= Niculae M. Popescu =

Niculae M. Popescu (February 10, 1881-February 11, 1963) was a Romanian theologian, historian and priest of the Romanian Orthodox Church.

Born in Dâmbovicioara, Dâmbovița County, his father was a priest. He attended Nifon Seminary in Bucharest from 1893 to 1901, and in 1902 took his high school graduating examination at Saint Sava National College. He attended two faculties at the University of Bucharest, theology and literature, obtaining degrees in 1907 and 1908. From 1910 to 1913, Popescu attended courses in history and Byzantine studies at the University of Vienna, taking a doctorate in history in 1913. He served as a deacon at Zamfira Monastery from 1908 to 1910, at the Romanian Orthodox chapel in Vienna during his time there and, from 1913 to 1920, at Bucharest's Cotroceni Monastery. Between 1919 and 1923, he directed the chancery for the Metropolis of Ungro-Wallachia. Ordained a priest, he served at two parishes: Schitul Măgureanu (1920 to 1926) and Bradu Boteanu (1926 to 1933). Popescu directed the Nifon seminary from 1923 to 1924, and from 1922 to 1946 headed the Romanian church history department in Bucharest's theology faculty, a post he secured upon Nicolae Iorga's recommendation. Elected a corresponding member of the Romanian Academy in 1920, he was elevated to titular status in 1923 and stripped of membership by the new communist regime in 1948. He was the academy's vice president from 1939 to 1943. He taught religion to once and future King Michael I of Romania from 1932 to 1940; the two remained close thereafter.

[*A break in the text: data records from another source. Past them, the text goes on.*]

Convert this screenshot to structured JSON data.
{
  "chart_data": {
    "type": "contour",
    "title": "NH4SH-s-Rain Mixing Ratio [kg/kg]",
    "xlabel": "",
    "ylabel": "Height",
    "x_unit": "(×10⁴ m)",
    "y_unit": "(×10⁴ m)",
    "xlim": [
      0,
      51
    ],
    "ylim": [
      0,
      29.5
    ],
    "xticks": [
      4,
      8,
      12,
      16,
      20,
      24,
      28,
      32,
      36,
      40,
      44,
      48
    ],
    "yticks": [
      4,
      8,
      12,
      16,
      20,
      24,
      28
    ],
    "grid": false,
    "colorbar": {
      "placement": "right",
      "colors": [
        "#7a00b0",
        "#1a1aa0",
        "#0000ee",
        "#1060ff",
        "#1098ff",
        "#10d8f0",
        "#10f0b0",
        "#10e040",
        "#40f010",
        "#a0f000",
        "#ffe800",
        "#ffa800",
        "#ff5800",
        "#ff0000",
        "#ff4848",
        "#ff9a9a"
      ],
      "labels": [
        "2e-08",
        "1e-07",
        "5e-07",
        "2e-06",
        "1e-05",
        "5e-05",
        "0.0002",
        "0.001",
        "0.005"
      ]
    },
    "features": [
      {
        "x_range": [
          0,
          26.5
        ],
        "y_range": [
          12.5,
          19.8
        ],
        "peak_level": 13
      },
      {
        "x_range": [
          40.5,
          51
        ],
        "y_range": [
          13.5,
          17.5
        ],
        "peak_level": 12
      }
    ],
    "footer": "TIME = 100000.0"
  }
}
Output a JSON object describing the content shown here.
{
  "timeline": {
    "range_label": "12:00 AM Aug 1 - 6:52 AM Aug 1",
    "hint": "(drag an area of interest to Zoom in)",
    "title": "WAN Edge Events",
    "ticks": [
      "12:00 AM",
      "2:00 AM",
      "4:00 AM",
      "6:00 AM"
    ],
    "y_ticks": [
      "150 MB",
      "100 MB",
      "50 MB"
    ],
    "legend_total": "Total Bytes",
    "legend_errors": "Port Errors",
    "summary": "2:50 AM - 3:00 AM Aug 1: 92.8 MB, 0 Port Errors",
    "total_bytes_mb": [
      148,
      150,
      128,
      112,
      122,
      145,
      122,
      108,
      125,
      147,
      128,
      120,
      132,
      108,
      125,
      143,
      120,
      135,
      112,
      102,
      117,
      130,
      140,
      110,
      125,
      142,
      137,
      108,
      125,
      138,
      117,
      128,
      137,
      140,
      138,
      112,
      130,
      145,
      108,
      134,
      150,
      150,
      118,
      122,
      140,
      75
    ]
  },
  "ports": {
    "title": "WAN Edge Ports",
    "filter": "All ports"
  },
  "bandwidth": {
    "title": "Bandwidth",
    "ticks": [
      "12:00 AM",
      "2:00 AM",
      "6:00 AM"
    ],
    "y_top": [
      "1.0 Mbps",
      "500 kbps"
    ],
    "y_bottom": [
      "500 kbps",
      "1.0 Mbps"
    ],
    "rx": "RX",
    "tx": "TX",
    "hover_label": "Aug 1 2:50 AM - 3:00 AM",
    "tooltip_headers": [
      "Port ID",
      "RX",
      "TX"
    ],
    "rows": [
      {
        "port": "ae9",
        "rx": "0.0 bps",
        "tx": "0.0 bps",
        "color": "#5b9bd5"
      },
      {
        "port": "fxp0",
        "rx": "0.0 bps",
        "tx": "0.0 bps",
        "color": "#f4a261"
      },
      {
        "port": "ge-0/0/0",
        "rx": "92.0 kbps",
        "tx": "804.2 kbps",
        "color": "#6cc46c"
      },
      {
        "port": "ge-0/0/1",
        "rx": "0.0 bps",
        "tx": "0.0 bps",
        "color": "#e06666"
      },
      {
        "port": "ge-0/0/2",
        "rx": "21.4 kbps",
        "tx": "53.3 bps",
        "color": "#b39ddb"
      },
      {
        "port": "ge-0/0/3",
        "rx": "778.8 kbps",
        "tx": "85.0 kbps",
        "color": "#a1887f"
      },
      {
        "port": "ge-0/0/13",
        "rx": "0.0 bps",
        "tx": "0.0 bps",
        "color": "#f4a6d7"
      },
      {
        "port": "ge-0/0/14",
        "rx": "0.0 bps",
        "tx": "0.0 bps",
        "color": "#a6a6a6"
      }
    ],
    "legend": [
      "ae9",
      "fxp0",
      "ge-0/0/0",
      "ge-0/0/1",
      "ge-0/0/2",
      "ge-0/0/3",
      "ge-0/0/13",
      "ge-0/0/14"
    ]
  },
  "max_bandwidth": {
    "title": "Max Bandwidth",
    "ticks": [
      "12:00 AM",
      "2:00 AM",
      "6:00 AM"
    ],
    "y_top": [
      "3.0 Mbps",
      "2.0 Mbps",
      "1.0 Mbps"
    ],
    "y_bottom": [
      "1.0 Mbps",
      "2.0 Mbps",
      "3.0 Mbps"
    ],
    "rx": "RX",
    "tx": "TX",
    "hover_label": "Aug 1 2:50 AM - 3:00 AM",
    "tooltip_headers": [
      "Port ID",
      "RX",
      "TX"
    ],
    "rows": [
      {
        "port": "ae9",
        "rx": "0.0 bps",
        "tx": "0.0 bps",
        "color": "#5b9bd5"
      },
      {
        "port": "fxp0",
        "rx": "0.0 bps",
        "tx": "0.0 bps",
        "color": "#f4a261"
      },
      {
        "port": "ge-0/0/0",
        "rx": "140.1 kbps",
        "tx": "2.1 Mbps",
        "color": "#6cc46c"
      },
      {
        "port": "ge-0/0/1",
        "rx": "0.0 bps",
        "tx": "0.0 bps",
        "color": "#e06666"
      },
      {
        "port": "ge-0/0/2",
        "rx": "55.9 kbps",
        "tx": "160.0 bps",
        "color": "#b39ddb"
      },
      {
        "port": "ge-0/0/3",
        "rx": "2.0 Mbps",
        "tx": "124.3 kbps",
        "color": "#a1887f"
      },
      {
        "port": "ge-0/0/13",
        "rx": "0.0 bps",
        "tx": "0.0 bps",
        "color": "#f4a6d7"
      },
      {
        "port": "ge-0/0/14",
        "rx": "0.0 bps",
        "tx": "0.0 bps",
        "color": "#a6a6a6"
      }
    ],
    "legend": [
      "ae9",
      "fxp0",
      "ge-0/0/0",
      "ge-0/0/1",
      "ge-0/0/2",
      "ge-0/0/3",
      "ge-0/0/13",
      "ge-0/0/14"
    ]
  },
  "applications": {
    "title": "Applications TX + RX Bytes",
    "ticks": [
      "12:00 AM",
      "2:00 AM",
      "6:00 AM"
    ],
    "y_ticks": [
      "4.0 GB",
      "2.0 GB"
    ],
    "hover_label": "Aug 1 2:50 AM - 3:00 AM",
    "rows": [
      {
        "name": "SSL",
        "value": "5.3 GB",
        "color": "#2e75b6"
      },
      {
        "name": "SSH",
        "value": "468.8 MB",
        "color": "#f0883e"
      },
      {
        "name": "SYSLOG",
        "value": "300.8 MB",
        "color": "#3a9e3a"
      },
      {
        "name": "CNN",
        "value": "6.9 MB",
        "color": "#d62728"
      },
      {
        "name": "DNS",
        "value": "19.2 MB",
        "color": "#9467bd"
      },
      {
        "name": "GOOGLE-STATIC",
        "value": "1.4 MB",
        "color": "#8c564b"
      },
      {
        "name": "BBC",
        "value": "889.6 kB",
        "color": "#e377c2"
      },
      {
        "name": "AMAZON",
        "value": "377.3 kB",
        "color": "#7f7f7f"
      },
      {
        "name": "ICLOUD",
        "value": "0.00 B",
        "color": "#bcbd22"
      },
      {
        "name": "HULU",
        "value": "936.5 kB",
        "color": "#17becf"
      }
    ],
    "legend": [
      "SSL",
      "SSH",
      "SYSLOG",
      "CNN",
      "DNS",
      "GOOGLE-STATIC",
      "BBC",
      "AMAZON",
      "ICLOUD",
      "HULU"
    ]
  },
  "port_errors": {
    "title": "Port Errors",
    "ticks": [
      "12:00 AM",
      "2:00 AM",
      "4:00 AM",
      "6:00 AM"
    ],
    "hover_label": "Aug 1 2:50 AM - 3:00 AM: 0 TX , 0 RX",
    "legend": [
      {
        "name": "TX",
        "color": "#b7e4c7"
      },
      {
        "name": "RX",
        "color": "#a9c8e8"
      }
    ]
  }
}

From 1923 to 1948, he belonged to the historic monuments commission, and served as general secretary in the Religious Affairs Ministry between 1931 and 1939. He took part in the Byzantinology congresses at Bucharest (1924), Belgrade (1927), Sofia (1934) and Rome (1936). From 1927, he presided over a choral society, organizing concerts at home and abroad. He published studies on church history and the history of Romanian culture, as well as monographs about various bishops and priests. Popescu's son Mihai, a theater actor, died in 1953; his wife Eufrosina followed in 1955. In 1960, he donated his personal library, numbering over 7,000 books, including rare titles and manuscripts, to the Romanian Patriarchate. He was buried at Bellu Cemetery. Aside from Iorga, his friends and correspondents included Tit Simedrea, Vasile Pârvan, Sextil Pușcariu, and Ioan Bianu.